In your component you can import this function and use it to get just the books you want.

myBooks$: Observable<Books>  =  this.store.let(getBooks(bookIds)));

This returned observable is updated every time the store is updated.

Added: So the operator "let" on the store object passes in the current observable holding the store's state object to the function that is returned by the "getBooks" function.

Lets look closer at that.

export function getBooks(bookIds: string[]) {
   return compose(fromBooks.getBooks(bookIds), getBooksState());
}

Two functions are passed into the compose function here -- fromBooks.getBooks(bookIds) and getBooksState(). The compose function allows a value to be passed into the first function on the right and have that functions results passed into the function on the left and so on and so on. So in this case we are going to take the results of the function returned by "getBooksState" and pass it into the function returned by the function "fromBooks.getBooks(bookIds)" and then ultimately return that result.
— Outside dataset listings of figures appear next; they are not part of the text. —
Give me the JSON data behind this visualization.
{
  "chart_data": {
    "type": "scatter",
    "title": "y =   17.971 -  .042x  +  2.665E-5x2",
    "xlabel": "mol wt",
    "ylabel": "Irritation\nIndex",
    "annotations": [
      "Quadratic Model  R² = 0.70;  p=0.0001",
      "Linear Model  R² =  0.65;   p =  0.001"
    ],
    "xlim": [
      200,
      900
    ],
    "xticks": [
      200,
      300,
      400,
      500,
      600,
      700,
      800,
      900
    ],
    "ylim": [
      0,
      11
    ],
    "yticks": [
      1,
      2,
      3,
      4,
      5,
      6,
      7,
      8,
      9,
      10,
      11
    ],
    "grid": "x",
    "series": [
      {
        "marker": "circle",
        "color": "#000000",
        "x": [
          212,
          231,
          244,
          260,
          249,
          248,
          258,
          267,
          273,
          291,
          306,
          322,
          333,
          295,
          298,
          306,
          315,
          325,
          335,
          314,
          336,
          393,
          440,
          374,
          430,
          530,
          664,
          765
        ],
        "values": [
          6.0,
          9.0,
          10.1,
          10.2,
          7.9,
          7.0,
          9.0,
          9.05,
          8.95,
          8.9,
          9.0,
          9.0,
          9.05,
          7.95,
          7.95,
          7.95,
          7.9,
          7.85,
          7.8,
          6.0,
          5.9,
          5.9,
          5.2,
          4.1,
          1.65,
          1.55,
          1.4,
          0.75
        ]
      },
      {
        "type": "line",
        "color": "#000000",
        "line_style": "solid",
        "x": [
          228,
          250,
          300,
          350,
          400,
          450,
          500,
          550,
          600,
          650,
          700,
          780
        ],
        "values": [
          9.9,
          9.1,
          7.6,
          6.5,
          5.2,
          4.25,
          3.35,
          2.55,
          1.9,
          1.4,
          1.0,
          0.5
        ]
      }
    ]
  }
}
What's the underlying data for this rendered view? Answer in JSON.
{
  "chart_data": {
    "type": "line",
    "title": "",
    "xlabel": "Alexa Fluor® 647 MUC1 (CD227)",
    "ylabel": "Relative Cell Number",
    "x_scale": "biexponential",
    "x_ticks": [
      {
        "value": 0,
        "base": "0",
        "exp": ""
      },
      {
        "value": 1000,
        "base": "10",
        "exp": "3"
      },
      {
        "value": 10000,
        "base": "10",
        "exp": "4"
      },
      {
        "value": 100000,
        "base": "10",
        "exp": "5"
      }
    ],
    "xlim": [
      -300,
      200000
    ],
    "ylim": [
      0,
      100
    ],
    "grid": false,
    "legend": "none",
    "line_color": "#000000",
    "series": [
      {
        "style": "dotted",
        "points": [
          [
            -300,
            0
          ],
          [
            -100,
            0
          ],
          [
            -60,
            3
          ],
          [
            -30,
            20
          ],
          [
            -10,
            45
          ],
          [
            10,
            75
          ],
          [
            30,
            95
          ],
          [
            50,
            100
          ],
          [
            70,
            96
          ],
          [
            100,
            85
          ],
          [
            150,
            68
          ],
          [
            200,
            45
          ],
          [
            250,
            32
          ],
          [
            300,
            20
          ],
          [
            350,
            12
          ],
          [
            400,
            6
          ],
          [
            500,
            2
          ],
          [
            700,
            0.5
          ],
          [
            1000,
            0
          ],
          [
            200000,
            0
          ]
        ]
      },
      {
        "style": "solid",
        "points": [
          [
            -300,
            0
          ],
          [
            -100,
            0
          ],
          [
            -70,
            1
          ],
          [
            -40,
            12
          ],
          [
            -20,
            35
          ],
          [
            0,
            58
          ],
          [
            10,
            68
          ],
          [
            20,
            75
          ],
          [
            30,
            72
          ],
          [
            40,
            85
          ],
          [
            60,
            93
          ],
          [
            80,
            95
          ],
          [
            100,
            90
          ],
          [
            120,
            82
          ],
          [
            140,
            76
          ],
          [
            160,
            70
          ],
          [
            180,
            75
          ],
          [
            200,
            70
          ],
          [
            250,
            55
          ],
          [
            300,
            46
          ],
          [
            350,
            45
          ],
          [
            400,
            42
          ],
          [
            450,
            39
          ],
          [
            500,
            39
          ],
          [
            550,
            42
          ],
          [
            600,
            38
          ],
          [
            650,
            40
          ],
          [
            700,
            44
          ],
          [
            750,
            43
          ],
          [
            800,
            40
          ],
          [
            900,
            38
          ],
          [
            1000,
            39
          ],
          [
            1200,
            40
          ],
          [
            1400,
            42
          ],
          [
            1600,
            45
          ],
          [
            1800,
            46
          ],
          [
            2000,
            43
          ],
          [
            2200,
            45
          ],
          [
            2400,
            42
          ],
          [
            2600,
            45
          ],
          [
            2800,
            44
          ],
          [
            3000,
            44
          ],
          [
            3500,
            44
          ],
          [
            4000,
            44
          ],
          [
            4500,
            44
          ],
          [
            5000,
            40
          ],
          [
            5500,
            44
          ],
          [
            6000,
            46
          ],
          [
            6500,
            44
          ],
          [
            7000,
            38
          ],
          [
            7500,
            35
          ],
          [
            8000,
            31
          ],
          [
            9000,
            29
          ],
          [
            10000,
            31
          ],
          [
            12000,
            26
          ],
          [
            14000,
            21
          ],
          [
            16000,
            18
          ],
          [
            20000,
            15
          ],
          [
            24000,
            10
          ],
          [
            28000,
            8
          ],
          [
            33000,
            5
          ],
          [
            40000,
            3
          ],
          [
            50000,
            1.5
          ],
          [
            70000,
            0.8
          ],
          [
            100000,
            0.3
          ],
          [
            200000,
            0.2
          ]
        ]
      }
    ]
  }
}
These two functions take in a Observable. In the case of the function returned by getBooksState() it takes in as a parameter the store state observable object from which it will map/select (map and select are aliases for each other) to the slice of the store we care about and return the new mapped observable. That mapped observable will be passed into the function returned from the fromBooks.getBooks(bookIds) function. This function expects the state slice observable. This function does the new mapping by pulling out only the entities we care about. This new observable is what is ultimately returned by the "store.let" call.

If you need more clarification then please ask questions and I'll do my best to clarify.